Both the airlines and private lounge developers are looking to address crowding issues at peak times. It presents a challenge, as airports have limited real estate, and airlines often have to spread out into several smaller lounges, which can get packed, Engel said.

Some of those solutions have been size based. In December, United added 60 seats and a secondary buffet area to its Polaris lounge in Chicago, increasing its space by about 25 percent, a spokesperson said. When opening its new terminal in Seoul, Korean Air made sure its combined lounges could seat 600 to handle the massive amounts of passengers that can build up with its A380 traffic. It also built exclusive lounges for top-tier travelers.

Airlines also can make entry more restrictive. Delta, for example, next year plans to limit Sky Club members' access to travelers with same-day boarding passes for Delta or one of its partner airlines.

Lounge design also can maximize space, such as using banquette seating or communal tables rather than four-seat tables, Knipp said. In Atlanta, ALD implemented a hostess program to help visitors find seats during peak hours, she said.

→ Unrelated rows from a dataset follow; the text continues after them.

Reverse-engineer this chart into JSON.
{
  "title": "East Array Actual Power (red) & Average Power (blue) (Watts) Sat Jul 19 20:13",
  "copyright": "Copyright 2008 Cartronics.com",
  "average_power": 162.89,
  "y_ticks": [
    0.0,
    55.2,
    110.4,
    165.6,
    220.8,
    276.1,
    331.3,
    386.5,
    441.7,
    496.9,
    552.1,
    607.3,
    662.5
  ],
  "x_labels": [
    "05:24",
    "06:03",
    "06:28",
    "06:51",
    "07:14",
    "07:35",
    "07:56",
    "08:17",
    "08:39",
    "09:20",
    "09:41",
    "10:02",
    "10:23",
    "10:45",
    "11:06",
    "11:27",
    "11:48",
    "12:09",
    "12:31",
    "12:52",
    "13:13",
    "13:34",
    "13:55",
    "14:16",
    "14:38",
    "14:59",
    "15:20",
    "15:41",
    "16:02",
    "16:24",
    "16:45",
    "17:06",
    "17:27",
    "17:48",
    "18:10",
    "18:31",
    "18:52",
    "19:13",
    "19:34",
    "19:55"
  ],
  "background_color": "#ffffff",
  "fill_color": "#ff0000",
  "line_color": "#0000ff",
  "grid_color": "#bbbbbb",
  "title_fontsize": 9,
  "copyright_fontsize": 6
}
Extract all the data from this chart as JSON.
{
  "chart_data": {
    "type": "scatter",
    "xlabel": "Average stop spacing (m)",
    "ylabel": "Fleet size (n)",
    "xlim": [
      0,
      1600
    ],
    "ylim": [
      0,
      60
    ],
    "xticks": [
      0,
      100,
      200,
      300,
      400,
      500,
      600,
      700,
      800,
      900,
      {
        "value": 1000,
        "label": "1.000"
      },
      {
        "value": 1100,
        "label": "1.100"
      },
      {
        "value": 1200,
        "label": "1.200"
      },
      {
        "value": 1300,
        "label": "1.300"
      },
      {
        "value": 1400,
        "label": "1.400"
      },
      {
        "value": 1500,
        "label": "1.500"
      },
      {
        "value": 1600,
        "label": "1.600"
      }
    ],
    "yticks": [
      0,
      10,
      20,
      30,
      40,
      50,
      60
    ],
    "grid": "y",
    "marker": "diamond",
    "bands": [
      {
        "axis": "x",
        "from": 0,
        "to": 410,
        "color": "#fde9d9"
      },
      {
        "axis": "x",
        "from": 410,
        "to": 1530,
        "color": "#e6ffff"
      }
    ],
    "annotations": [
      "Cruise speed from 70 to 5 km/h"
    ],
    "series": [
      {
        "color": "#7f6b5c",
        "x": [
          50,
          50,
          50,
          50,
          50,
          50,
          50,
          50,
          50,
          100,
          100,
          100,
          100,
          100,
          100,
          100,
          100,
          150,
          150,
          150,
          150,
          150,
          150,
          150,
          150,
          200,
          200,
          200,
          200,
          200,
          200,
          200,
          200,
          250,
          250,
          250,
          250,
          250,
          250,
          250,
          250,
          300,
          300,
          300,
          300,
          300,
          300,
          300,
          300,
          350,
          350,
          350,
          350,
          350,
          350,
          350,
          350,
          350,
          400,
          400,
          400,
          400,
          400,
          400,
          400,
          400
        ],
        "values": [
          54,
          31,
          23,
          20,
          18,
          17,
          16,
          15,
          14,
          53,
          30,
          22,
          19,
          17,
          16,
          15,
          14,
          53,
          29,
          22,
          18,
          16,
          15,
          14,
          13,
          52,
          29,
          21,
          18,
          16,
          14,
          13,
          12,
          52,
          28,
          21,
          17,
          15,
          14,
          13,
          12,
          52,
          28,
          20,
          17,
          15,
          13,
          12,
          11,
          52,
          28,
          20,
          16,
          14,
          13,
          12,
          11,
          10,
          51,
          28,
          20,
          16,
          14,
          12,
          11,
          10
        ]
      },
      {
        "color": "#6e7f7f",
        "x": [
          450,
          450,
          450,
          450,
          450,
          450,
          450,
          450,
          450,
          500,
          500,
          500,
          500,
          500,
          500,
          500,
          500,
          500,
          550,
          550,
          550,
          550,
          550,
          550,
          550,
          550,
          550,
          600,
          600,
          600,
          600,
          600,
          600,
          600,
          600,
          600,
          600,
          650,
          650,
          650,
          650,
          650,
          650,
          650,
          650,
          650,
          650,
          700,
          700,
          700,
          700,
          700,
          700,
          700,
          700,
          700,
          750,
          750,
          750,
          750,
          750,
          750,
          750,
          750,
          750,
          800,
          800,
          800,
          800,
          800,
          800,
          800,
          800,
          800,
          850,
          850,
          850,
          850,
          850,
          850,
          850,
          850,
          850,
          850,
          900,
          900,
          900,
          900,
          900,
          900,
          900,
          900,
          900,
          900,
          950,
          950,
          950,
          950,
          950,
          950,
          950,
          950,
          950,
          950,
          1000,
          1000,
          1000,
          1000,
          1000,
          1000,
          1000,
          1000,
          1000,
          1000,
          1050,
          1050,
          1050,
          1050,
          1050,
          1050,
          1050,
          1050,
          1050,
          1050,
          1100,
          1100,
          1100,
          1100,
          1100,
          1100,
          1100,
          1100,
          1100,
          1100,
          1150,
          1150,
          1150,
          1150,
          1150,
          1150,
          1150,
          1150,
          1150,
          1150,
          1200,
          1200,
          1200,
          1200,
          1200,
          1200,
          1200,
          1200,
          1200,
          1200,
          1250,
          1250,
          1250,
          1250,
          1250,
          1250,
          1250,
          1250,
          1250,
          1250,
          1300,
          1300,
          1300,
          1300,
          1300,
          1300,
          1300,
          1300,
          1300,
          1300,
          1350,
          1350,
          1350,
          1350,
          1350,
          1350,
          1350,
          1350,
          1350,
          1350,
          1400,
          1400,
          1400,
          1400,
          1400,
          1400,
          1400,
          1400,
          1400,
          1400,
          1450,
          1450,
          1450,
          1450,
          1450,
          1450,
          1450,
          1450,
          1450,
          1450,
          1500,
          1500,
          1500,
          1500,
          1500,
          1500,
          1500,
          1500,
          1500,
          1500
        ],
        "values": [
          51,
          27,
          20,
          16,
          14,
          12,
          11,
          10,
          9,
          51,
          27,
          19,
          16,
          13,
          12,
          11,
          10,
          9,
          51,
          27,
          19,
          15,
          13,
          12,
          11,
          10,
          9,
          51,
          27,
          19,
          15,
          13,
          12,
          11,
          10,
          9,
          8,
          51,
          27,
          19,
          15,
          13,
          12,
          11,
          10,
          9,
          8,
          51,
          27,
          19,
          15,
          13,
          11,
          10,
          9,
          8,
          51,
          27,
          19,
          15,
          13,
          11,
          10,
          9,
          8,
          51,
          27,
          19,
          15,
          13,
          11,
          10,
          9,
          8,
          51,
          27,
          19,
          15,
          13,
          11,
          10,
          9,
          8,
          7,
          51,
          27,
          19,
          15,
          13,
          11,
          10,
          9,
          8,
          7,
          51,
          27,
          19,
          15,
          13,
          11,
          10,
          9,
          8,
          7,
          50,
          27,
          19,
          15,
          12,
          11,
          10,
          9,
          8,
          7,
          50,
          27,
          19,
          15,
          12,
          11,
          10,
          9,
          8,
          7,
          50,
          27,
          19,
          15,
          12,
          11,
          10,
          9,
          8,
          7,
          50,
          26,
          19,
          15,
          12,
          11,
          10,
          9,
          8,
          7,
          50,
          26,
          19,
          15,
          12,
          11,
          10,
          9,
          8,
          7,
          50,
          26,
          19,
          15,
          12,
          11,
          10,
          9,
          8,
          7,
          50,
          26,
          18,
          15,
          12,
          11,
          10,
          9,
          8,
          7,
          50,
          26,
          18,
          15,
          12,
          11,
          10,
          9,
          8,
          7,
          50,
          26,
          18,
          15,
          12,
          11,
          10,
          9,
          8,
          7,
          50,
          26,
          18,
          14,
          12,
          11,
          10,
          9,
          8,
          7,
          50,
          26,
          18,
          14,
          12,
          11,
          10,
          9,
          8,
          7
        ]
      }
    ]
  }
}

Whatever the approach, a consistent experience for travelers ultimately proves more important than the finest amenities, Engel said. "The hard product is important, but a lounge for a customer should offer peace of mind," he said. "It should be a safe space to walk in, put down their bag without worrying about it, get coffee or a drink without hunting, find Wi-Fi and have the best reservations agents there to help them with any changes."